By YUKIKO SAKAMOTO/ Staff Writer
June 6, 2022 at 18:29 JST
Kazuyoshi Takahara, representative of Tokyo Electric Power Co.’s Fukushima Rehabilitation Headquarters, center, apologizes to plaintiffs for the 2011 nuclear disaster at its office in Futaba, Fukushima Prefecture, on June 5. (Yukiko Sakamoto)
FUTABA, Fukushima Prefecture--Tokyo Electric Power Co. apologized to a group of plaintiffs who won a damages suit against the utility for the first time under the name of its president.
“We sincerely apologize to you for upending your lives and causing irreparable mental and physical damage with the nuclear disaster,” TEPCO President Tomoaki Kobayakawa said in the statement.
The apology was read by Kazuyoshi Takahara, representative of the utility’s Fukushima Revitalization Headquarters in Futaba, Fukushima Prefecture, to some of the plaintiffs who visited on June 5. He bowed after reading the statement.
Kobayakawa was not among the TEPCO officials who received them.
The apology followed the Supreme Court’s decision in March that upheld the Sendai High Court's order for the utility to pay more compensation to the victims than outlined in the central government’s guidelines.

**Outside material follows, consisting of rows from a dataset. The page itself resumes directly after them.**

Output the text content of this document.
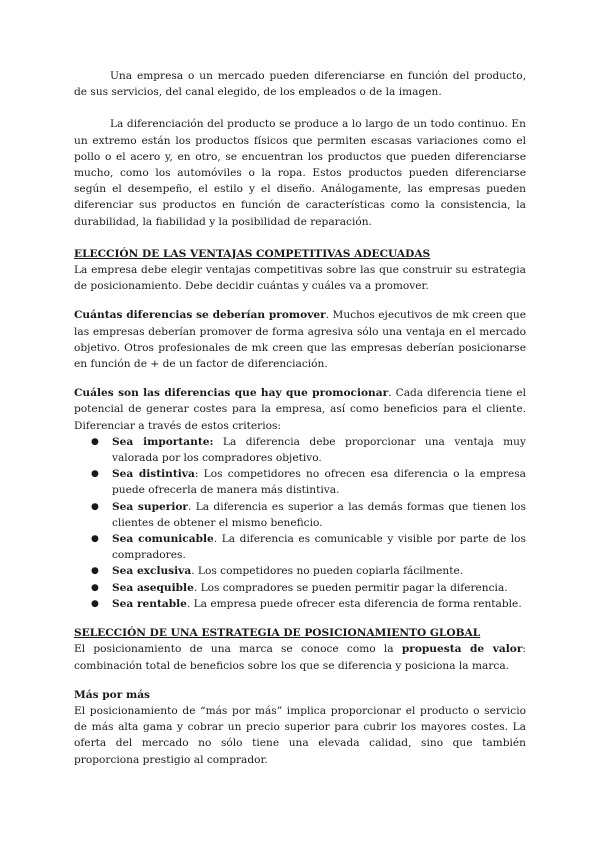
Una empresa o un mercado pueden diferenciarse en función del producto, de sus servicios, del canal elegido, de los empleados o de la imagen.

La diferenciación del producto se produce a lo largo de un todo continuo. En un extremo están los productos físicos que permiten escasas variaciones como el pollo o el acero y, en otro, se encuentran los productos que pueden diferenciarse mucho, como los automóviles o la ropa. Estos productos pueden diferenciarse según el desempeño, el estilo y el diseño. Análogamente, las empresas pueden diferenciar sus productos en función de características como la consistencia, la durabilidad, la fiabilidad y la posibilidad de reparación.

ELECCIÓN DE LAS VENTAJAS COMPETITIVAS ADECUADAS

La empresa debe elegir ventajas competitivas sobre las que construir su estrategia de posicionamiento. Debe decidir cuántas y cuáles va a promover.

Cuántas diferencias se deberían promover. Muchos ejecutivos de mk creen que las empresas deberían promover de forma agresiva sólo una ventaja en el mercado objetivo. Otros profesionales de mk creen que las empresas deberían posicionarse en función de + de un factor de diferenciación.

Cuáles son las diferencias que hay que promocionar. Cada diferencia tiene el potencial de generar costes para la empresa, así como beneficios para el cliente. Diferenciar a través de estos criterios:

● Sea importante: La diferencia debe proporcionar una ventaja muy valorada por los compradores objetivo.
● Sea distintiva: Los competidores no ofrecen esa diferencia o la empresa puede ofrecerla de manera más distintiva.
● Sea superior. La diferencia es superior a las demás formas que tienen los clientes de obtener el mismo beneficio.
● Sea comunicable. La diferencia es comunicable y visible por parte de los compradores.
● Sea exclusiva. Los competidores no pueden copiarla fácilmente.
● Sea asequible. Los compradores se pueden permitir pagar la diferencia.
● Sea rentable. La empresa puede ofrecer esta diferencia de forma rentable.

SELECCIÓN DE UNA ESTRATEGIA DE POSICIONAMIENTO GLOBAL

El posicionamiento de una marca se conoce como la propuesta de valor: combinación total de beneficios sobre los que se diferencia y posiciona la marca.

Más por más

El posicionamiento de “más por más” implica proporcionar el producto o servicio de más alta gama y cobrar un precio superior para cubrir los mayores costes. La oferta del mercado no sólo tiene una elevada calidad, sino que también proporciona prestigio al comprador.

Naoko Kanai, who heads the group’s secretariat, said, “I would like to accept the apology and want to believe the words reflect the company’s determination to make efforts to restore the lives of the residents.”

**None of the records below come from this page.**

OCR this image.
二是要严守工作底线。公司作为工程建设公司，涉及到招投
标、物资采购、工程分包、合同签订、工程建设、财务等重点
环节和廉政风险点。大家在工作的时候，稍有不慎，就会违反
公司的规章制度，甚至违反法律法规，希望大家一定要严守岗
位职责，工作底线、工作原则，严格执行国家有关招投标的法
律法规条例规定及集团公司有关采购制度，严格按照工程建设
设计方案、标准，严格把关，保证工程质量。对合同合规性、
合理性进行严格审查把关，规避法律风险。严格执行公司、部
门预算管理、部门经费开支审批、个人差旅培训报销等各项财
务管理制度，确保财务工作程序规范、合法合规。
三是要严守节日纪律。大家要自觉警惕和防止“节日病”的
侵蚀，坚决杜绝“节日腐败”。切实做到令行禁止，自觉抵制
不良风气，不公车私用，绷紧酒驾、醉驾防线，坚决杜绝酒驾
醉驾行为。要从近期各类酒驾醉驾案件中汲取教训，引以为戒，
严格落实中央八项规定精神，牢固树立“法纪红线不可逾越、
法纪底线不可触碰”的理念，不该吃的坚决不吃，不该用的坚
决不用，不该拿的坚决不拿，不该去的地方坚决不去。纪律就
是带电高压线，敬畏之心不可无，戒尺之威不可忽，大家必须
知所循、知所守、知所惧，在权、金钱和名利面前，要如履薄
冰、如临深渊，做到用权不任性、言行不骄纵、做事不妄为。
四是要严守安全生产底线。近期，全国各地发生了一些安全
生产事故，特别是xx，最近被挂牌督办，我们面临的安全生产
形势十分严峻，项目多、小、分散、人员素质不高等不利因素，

But Tomio Kokubun, a deputy leader of the plaintiff group, blasted the absence of the TEPCO president when offering the apology.
"It shows a lack of common sense, given that the company caused an accident of such magnitude," he said.
The group of 216 plaintiffs sued the company for the “loss of their hometowns” after they were ordered to evacuate when the triple meltdown unfolded in March 2011 following the Great East Japan Earthquake and tsunami.
The lawsuit was among about 30 similar lawsuits brought against TEPCO.